Drupal Data Fetcher
Drupal Data Fetcher is a Python toolkit for downloading, synchronizing, and managing open data from the Drupal.org API, with support for local and Google Cloud Storage. It is designed for researchers, data engineers, and anyone interested in large-scale Drupal.org data analysis.
Features
- Fetches all major Drupal.org datasets (projects, issues, releases, users, etc.)
- Handles API rate limits and retries automatically
- Parallel upload/download to Google Cloud Storage
- CLI for easy automation and scripting
- Extensible and well-documented Python classes
Quickstart
1. Local setup
- Start the machine:
# Install dependencies
make install
# Start virtual env
source .venv/bin/activate
2. Cloud setup
- Edit
.env
file with credentials:
# Basic project info.
PROJECT_ID=your-gcp-project-id # e.g. drucom
PROJECT_NAME='Drupal Data Fetcher'
# User/Bot in charge of publishing data to cloud.
SERVICE_ACCOUNT=drupal-data-fetcher
GOOGLE_APPLICATION_CREDENTIALS=/path/to/keys/drupal-data-fetcher.json
# Cloud Storage bucket.
# e.g. choose-a-globally-unique-name
BUCKET_ID=your-gcs-bucket-name
BUCKET_REGION=europe-west-4 # us-central1
# Cloud BigQuery dataset.
BIGQUERY_DATASET_ID=drupal
# (optional) Billing account - set spending limits on it for safety.

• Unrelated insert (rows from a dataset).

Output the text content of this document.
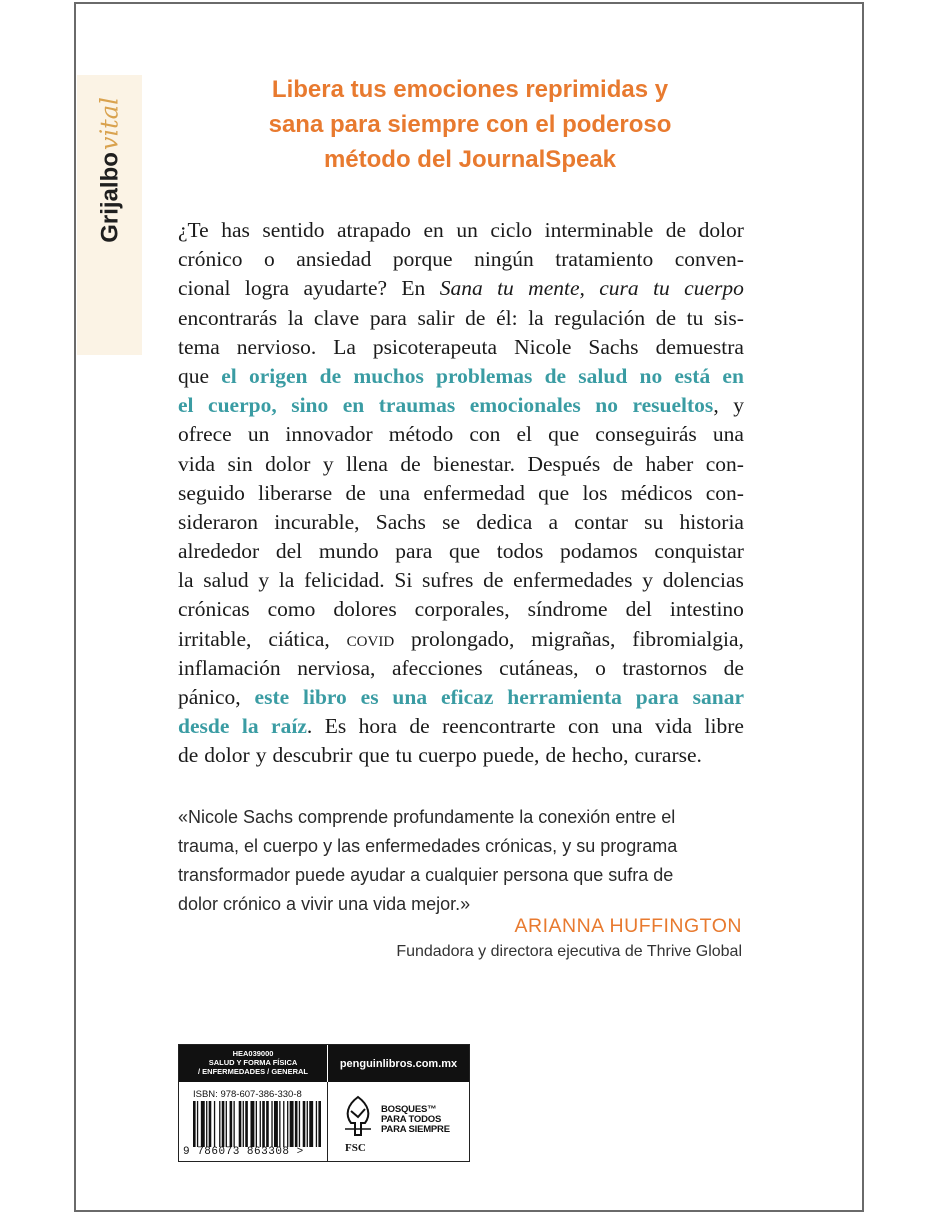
Grijalbovital
Libera tus emociones reprimidas y
sana para siempre con el poderoso
método del JournalSpeak
¿Te has sentido atrapado en un ciclo interminable de dolor
crónico o ansiedad porque ningún tratamiento conven-
cional logra ayudarte? En Sana tu mente, cura tu cuerpo
encontrarás la clave para salir de él: la regulación de tu sis-
tema nervioso. La psicoterapeuta Nicole Sachs demuestra
que el origen de muchos problemas de salud no está en
el cuerpo, sino en traumas emocionales no resueltos, y
ofrece un innovador método con el que conseguirás una
vida sin dolor y llena de bienestar. Después de haber con-
seguido liberarse de una enfermedad que los médicos con-
sideraron incurable, Sachs se dedica a contar su historia
alrededor del mundo para que todos podamos conquistar
la salud y la felicidad. Si sufres de enfermedades y dolencias
crónicas como dolores corporales, síndrome del intestino
irritable, ciática, covid prolongado, migrañas, fibromialgia,
inflamación nerviosa, afecciones cutáneas, o trastornos de
pánico, este libro es una eficaz herramienta para sanar
desde la raíz. Es hora de reencontrarte con una vida libre
de dolor y descubrir que tu cuerpo puede, de hecho, curarse.
«Nicole Sachs comprende profundamente la conexión entre el
trauma, el cuerpo y las enfermedades crónicas, y su programa
transformador puede ayudar a cualquier persona que sufra de
dolor crónico a vivir una vida mejor.»
ARIANNA HUFFINGTON
Fundadora y directora ejecutiva de Thrive Global
HEA039000
SALUD Y FORMA FÍSICA
/ ENFERMEDADES / GENERAL
penguinlibros.com.mx
ISBN: 978-607-386-330-8
9 786073 863308 >	FSC
BOSQUES™
PARA TODOS
PARA SIEMPRE
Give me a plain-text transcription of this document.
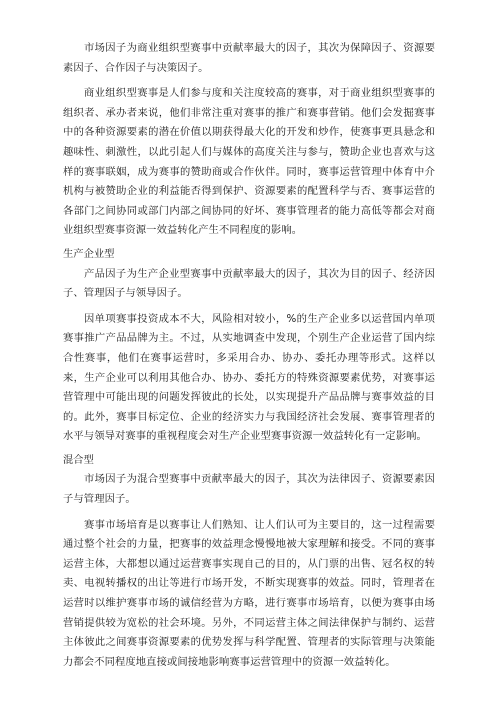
市场因子为商业组织型赛事中贡献率最大的因子，其次为保障因子、资源要素因子、合作因子与决策因子。

商业组织型赛事是人们参与度和关注度较高的赛事，对于商业组织型赛事的组织者、承办者来说，他们非常注重对赛事的推广和赛事营销。他们会发掘赛事中的各种资源要素的潜在价值以期获得最大化的开发和炒作，使赛事更具悬念和趣味性、刺激性，以此引起人们与媒体的高度关注与参与，赞助企业也喜欢与这样的赛事联姻，成为赛事的赞助商或合作伙伴。同时，赛事运营管理中体育中介机构与被赞助企业的利益能否得到保护、资源要素的配置科学与否、赛事运营的各部门之间协同或部门内部之间协同的好坏、赛事管理者的能力高低等都会对商业组织型赛事资源一效益转化产生不同程度的影响。

生产企业型

产品因子为生产企业型赛事中贡献率最大的因子，其次为目的因子、经济因子、管理因子与领导因子。

因单项赛事投资成本不大，风险相对较小，%的生产企业多以运营国内单项赛事推广产品品牌为主。不过，从实地调查中发现，个别生产企业运营了国内综合性赛事，他们在赛事运营时，多采用合办、协办、委托办理等形式。这样以来，生产企业可以利用其他合办、协办、委托方的特殊资源要素优势，对赛事运营管理中可能出现的问题发挥彼此的长处，以实现提升产品品牌与赛事效益的目的。此外，赛事目标定位、企业的经济实力与我国经济社会发展、赛事管理者的水平与领导对赛事的重视程度会对生产企业型赛事资源一效益转化有一定影响。

混合型

市场因子为混合型赛事中贡献率最大的因子，其次为法律因子、资源要素因子与管理因子。

赛事市场培育是以赛事让人们熟知、让人们认可为主要目的，这一过程需要通过整个社会的力量，把赛事的效益理念慢慢地被大家理解和接受。不同的赛事运营主体，大都想以通过运营赛事实现自己的目的，从门票的出售、冠名权的转卖、电视转播权的出让等进行市场开发，不断实现赛事的效益。同时，管理者在运营时以维护赛事市场的诚信经营为方略，进行赛事市场培育，以便为赛事由场营销提供较为宽松的社会环境。另外，不同运营主体之间法律保护与制约、运营主体彼此之间赛事资源要素的优势发挥与科学配置、管理者的实际管理与决策能力都会不同程度地直接或间接地影响赛事运营管理中的资源一效益转化。
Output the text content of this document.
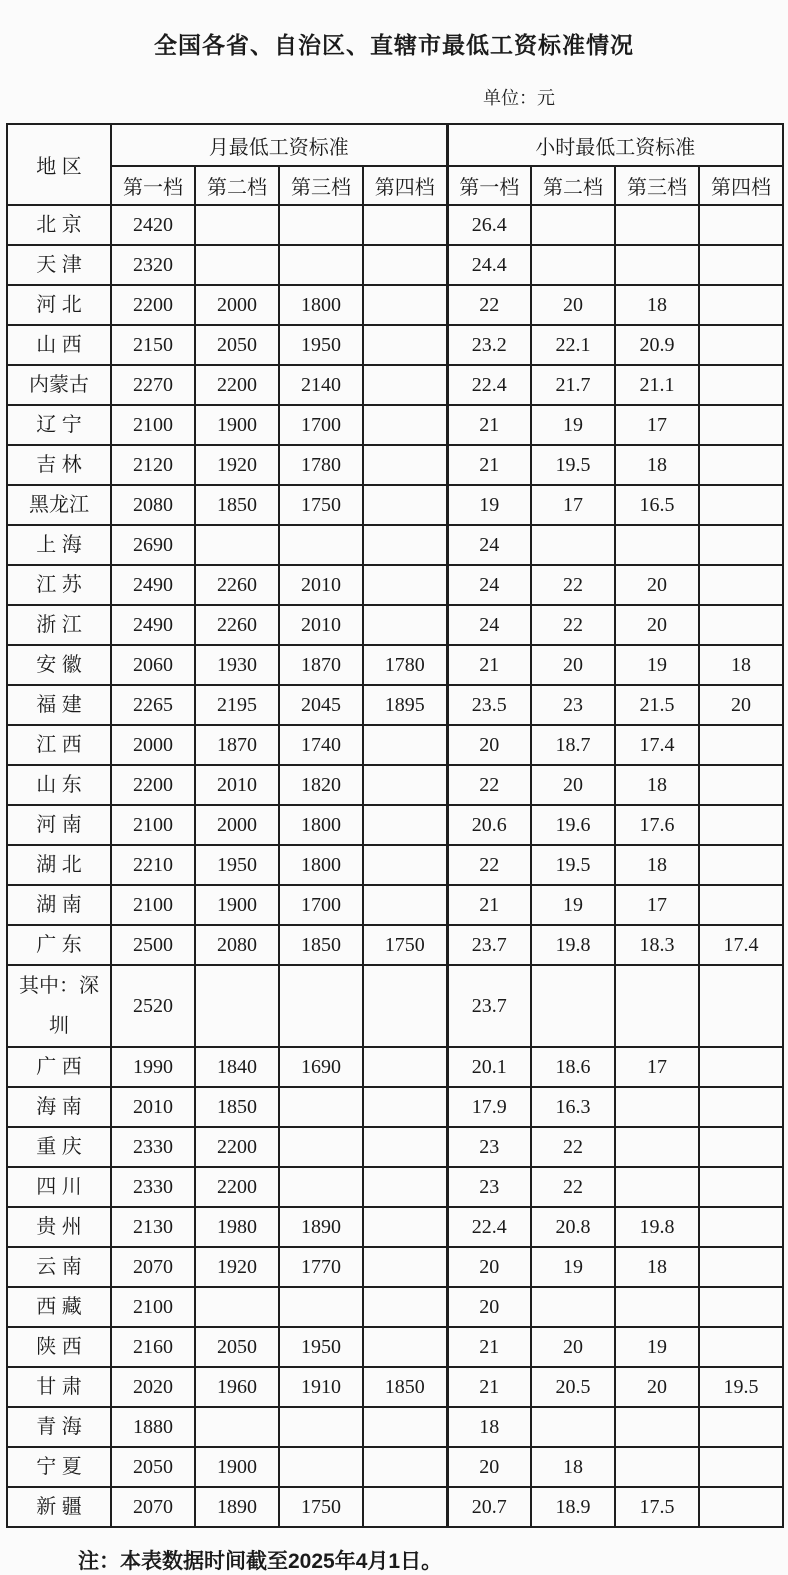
全国各省、自治区、直辖市最低工资标准情况
单位：元
地 区	月最低工资标准				小时最低工资标准			
	第一档	第二档	第三档	第四档	第一档	第二档	第三档	第四档
北 京	2420				26.4			
天 津	2320				24.4			
河 北	2200	2000	1800		22	20	18	
山 西	2150	2050	1950		23.2	22.1	20.9	
内蒙古	2270	2200	2140		22.4	21.7	21.1	
辽 宁	2100	1900	1700		21	19	17	
吉 林	2120	1920	1780		21	19.5	18	
黑龙江	2080	1850	1750		19	17	16.5	
上 海	2690				24			
江 苏	2490	2260	2010		24	22	20	
浙 江	2490	2260	2010		24	22	20	
安 徽	2060	1930	1870	1780	21	20	19	18
福 建	2265	2195	2045	1895	23.5	23	21.5	20
江 西	2000	1870	1740		20	18.7	17.4	
山 东	2200	2010	1820		22	20	18	
河 南	2100	2000	1800		20.6	19.6	17.6	
湖 北	2210	1950	1800		22	19.5	18	
湖 南	2100	1900	1700		21	19	17	
广 东	2500	2080	1850	1750	23.7	19.8	18.3	17.4
其中：深圳	2520				23.7			
广 西	1990	1840	1690		20.1	18.6	17	
海 南	2010	1850			17.9	16.3		
重 庆	2330	2200			23	22		
四 川	2330	2200			23	22		
贵 州	2130	1980	1890		22.4	20.8	19.8	
云 南	2070	1920	1770		20	19	18	
西 藏	2100				20			
陕 西	2160	2050	1950		21	20	19	
甘 肃	2020	1960	1910	1850	21	20.5	20	19.5
青 海	1880				18			
宁 夏	2050	1900			20	18		
新 疆	2070	1890	1750		20.7	18.9	17.5	
注：本表数据时间截至2025年4月1日。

# Find yours: `gcloud billing accounts list`
BILLING_ACCOUNT_ID=000000-111111-000001
- Run the setup script:
# 1. Make sure your .env file is configured
# 2. Load environment variables
source .env # or direnv reload
# 3. Run the setup script
./script/setup-gcp.sh
# NB: You can revert everything with this other script afterward:
# ./script/cleanup-gcp.sh
3. Extract data
First, synchronize data files from GCP as much as possible:
make cli sync project
make cli sync-all
Then fetch missing pages from Drupal.org:
make cli extract project
make cli extract-all
Next, deploy existing data to BigQuery to create tables:
make cli deploy-all
Finally, sync everything again to push newly fetched data to GCP:
make cli sync-all
4. Incremental updates
Now you can use the incremental update command to keep your data current:
make data
This command fetches only the latest changes from Drupal.org and updates your BigQuery tables efficiently.
Documentation
- CLI Reference - All available commands and usage
- Data Fetcher - API client for Drupal.org
- Data Extractor - Data collection and sync
- Data Transformer - JSON to Parquet conversion
- Data Loader - Cloud storage and BigQuery
- Data Updater - Incremental updates
Supported Resources
Resource | Description |
---|---|
project |
Drupal modules, themes, distributions |
issue |
Bug reports, feature requests |
release |
Software releases and versions |
user |
User profiles and activity |
forum |
Forum posts and discussions |
organization |
Companies and groups |
changenotice |
API change notifications |
casestudy |
Case studies and examples |
event |
Events and meetups |
term |
Taxonomy terms |
vocabulary |
Taxonomy vocabularies |
Testing
make test
License
MIT License. See LICENSE
file.